The gender-confusing storyline is divine – it’s a wonder what we see on screen ever got past the censor – as Christina plants an obviously lesbian kiss on her lady-in-waiting Ebba (Elizabeth Young) and then throws a strop when Ebba slags her mistress off because she wants to marry a man.

Christina’s aide Aage (C. Aubrey Smith) huffs and puffs when she has to swap from her splendid masculine clothing to a gaudy court dress, fussed over by female servants.

She strides her dominion in male attire, stroking her boots and slapping her thighs – lovely, although you never believe for a moment that this radiant creature is a man unlike lusty bar wench Elsa (Barbara Barondess, who once was Greta’s unofficial stylist).

Not that any of this is in the least accurate. Christina didn’t look as lovely as Greta, she was raised as a boy (in fact, although she was referred to as Queen her official title was King) and she was more than likely a lesbian who never fell for a Spaniard, no matter how dashing.

There are some ‘guffaw’ moments. The Swedish currency is noted as being the dollar (?!) and the torches inside Swedish taverns of this period clearly breach any ‘elf and safety regulations.

The male performances are a bit hit and miss. You can’t fault former cricketer and all-around cuddly curmudgeon Smith (he’s the same in every movie) but Keith as Count Magnus is wooden and Gilbert (Garbo’s silent movie leading man) is a bit hit and miss.

Once the biggest male star in the world, by the early 1930’s his frequent clashes with MGM top brass had left him isolated and his career was on the down. Garbo fired MGM’s suggested leading man for the film – a young Laurence Olivier, no less – and insisted on casting her former lover.

The spark is still there and Gilbert is adorably, sweetly over-ardent, but he slips into panto performing. His spaniel puppy eyes contrast sharply with the self-declared man of passion who tells Christina that “the arts and graces of love” only be made in a hot climate, but shakes her hand the morning after they have sex. Typical man!

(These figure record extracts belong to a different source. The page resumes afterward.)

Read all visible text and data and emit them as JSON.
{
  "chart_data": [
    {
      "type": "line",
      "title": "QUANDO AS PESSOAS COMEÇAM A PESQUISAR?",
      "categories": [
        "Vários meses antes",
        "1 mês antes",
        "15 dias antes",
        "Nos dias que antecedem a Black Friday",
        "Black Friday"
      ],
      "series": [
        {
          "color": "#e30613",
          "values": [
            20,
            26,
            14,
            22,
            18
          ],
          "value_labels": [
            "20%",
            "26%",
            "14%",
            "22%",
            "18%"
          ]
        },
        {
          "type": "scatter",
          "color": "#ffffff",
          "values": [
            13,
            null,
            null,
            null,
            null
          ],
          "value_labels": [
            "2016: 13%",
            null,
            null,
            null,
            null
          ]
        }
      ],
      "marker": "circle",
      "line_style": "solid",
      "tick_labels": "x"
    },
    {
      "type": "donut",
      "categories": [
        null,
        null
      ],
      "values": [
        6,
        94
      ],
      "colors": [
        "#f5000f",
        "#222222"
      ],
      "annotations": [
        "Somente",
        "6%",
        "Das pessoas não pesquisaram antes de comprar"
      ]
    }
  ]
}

But first and foremost this is Garbo’s movie. As Sweden is Christina’s dominion, Garbo likewise rules over her film set, co-stars, and technicians. The final scene is the movie’s most indelible mark on the human consciousness. Now a monarch no more and realising she gave everything up for a man who has just died she stares out to see from the ship that is whisking her away from her home (in real-life, Christina left Sweden and spent the rest of her life elsewhere in Europe). Mamoulian instructed her to clear her mind and keep her facial expressions to a minimum, to be blank and let the audience interpret what she is feeling.

Her epic, unblinking visage is a terrific way to end the movie – nearly 100 years later, we are still left wondering what the character and the actress are thinking.

Cast and credits

Director: Rouben Mamoulian. 1hr 39mins/99mins. MGM. (U).

Producer: Walter Wanger.
Writers: H.M. Harwood, Salka Viertel, S.N. Behrman.
Camera: William Daniels.
Music: Herbert Stothart.
Sets: Edgar G. Ulmer.

Greta Garbo, John Gilbert, Ian Keith, Lewis Stone, Elizabeth Young, C. Aubrey Smith, Reginald Owen, Georges Renavent, David Torrence, Gustav von Seyffertitz, Ferdinand Munier, Barbara Barondess.